The sprawling engineering service center now employs about 80 people – the majority engineers. It is considered one of Butte's major employers and has an annual payroll of about $5 million. It let go 10 workers this month and furloughed nine others in September. If the work returns, the company will call back the employees, he said.

Business began to slip in 2009, forcing cuts of about 20 percent of the workforce. Employment has fallen from a high of 175 in 2008.

"People need to understand that we need to continuously adjust our workload," Ruffner said. "Last March, we started seeing delays in projects that kept being put out one month, then two, then three. Things got very slow for our type of business across the country.

"In hindsight, if my crystal ball had been good enough, I'd have taken some action in March. But I kept hearing that projects would pick up," said Ruffner, who has been CEO for the last 4½ years.

PAY FREEZES, CUTS

The firm has experienced pay freezes and pay cuts as well. All management personnel at one point took a six-month pay cut.

"We feel an obligation to the company and the community to make it successful," Ruffner said of the moves.

MSE, located south of town, was formed in the 1970s to test and engineer magneto-hydrodynamics technology, a form of energy production from burning coal at high temperatures. In 1989, the company largely abandoned that endeavor and branched out as a testing facility, taking on work from a variety of government agencies and private corporations. Besides Butte, it has offices in Oak Ridge, Tenn., Pasco, Wash., and Morgantown W.Va.

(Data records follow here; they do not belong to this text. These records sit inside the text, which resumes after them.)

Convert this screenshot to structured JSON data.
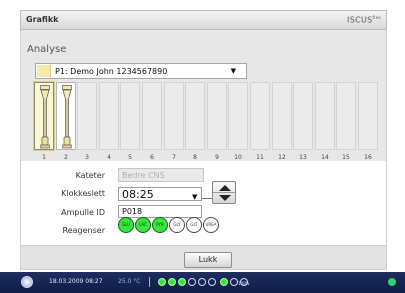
{
  "window": {
    "title": "Grafikk",
    "brand": "ISCUS",
    "brand_suffix": "flex"
  },
  "analyse": {
    "section_label": "Analyse",
    "patient_select": {
      "value": "P1: Demo John 1234567890"
    },
    "slots": [
      {
        "number": "1",
        "state": "selected",
        "has_vial": true
      },
      {
        "number": "2",
        "state": "active",
        "has_vial": true
      },
      {
        "number": "3",
        "state": "empty",
        "has_vial": false
      },
      {
        "number": "4",
        "state": "empty",
        "has_vial": false
      },
      {
        "number": "5",
        "state": "empty",
        "has_vial": false
      },
      {
        "number": "6",
        "state": "empty",
        "has_vial": false
      },
      {
        "number": "7",
        "state": "empty",
        "has_vial": false
      },
      {
        "number": "8",
        "state": "empty",
        "has_vial": false
      },
      {
        "number": "9",
        "state": "empty",
        "has_vial": false
      },
      {
        "number": "10",
        "state": "empty",
        "has_vial": false
      },
      {
        "number": "11",
        "state": "empty",
        "has_vial": false
      },
      {
        "number": "12",
        "state": "empty",
        "has_vial": false
      },
      {
        "number": "13",
        "state": "empty",
        "has_vial": false
      },
      {
        "number": "14",
        "state": "empty",
        "has_vial": false
      },
      {
        "number": "15",
        "state": "empty",
        "has_vial": false
      },
      {
        "number": "16",
        "state": "empty",
        "has_vial": false
      }
    ]
  },
  "form": {
    "kateter_label": "Kateter",
    "kateter_value": "Bedre CNS",
    "klokkeslett_label": "Klokkeslett",
    "klokkeslett_value": "08:25",
    "ampulle_label": "Ampulle ID",
    "ampulle_value": "P018",
    "reagenser_label": "Reagenser",
    "reagents": [
      {
        "code": "GLU",
        "active": true
      },
      {
        "code": "LAC",
        "active": true
      },
      {
        "code": "PYR",
        "active": true
      },
      {
        "code": "GLY",
        "active": false
      },
      {
        "code": "GLT",
        "active": false
      },
      {
        "code": "UREA",
        "active": false
      }
    ]
  },
  "footer": {
    "close_label": "Lukk"
  },
  "taskbar": {
    "datetime": "18.03.2009 08:27",
    "temperature": "25.0 °C",
    "indicators": [
      true,
      true,
      true,
      false,
      false,
      false,
      true,
      false,
      false
    ],
    "percent_label": "100%"
  },
  "colors": {
    "reagent_active": "#39e53c",
    "selected_slot": "#fbf8d6",
    "taskbar": "#1f2e60"
  },
  "icons": {
    "patient_swatch": "patient-color-swatch",
    "dropdown_arrow": "triangle-down-icon",
    "vial": "vial-icon",
    "stepper_up": "triangle-up-icon",
    "stepper_down": "triangle-down-icon",
    "start": "start-orb-icon"
  }
}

"We have to go where the work is, where we can offer our services," Ruffner said. "Not all of the work can be found in Butte."

Last year, Ruffner said 55 percent of the company's business came from government earmarks. He said MSE was working hard to diversify its revenue base and hoped to post profits this year similar to its all-time high in 2008.

"Times are still challenging because things are still slipping to the right," he said. "It's consistent with our business nationally."

However, MSE will post profits this year, he said.

The current political climate in Washington against earmarks has necessitated a "much more and dramatic change" in the plant's goals.

"Our goal always has been to diversify, take advantage of government contracts, but as a private entity," he said.

Earmarks, or projects handed out by the federal government, are now being looked down upon as political pork barrel.

MSE was at one time operating 100 percent on earmarks. Now, it's down to 30 percent.

"And, we are trying to get leaner in a down economy, which makes change much more difficult," Ruffner said.

STRONG MODEL

MSE's business model is still strong, as evidenced by the recent $5.6 million USDA loan guarantee the firm received at the end of October. The loan came in the nick of time thanks to U.S. Sen. Jon Tester, D-Mont., and his staff. Granite Mountain Bank took the lead on the loan and Glacier Bank in Butte has also helped.

"I can't thank Tester's staff enough," Ruffner said, "and the Butte Local Development Corp.'s director Jim Smitham and loan officer Andy Zdinak."

In September, the BLDC loaned MSE $600,000 for operations while it got its commercial loan in place. That money has been paid back with interest.

New government contracts should be approved in January, Ruffner said.

The loan from Granite Mountain Bank will be paid off from MSE's ongoing operations over the next 10 years. It is expected that the government contract to pay off the USDA loan will be approved in January, he said.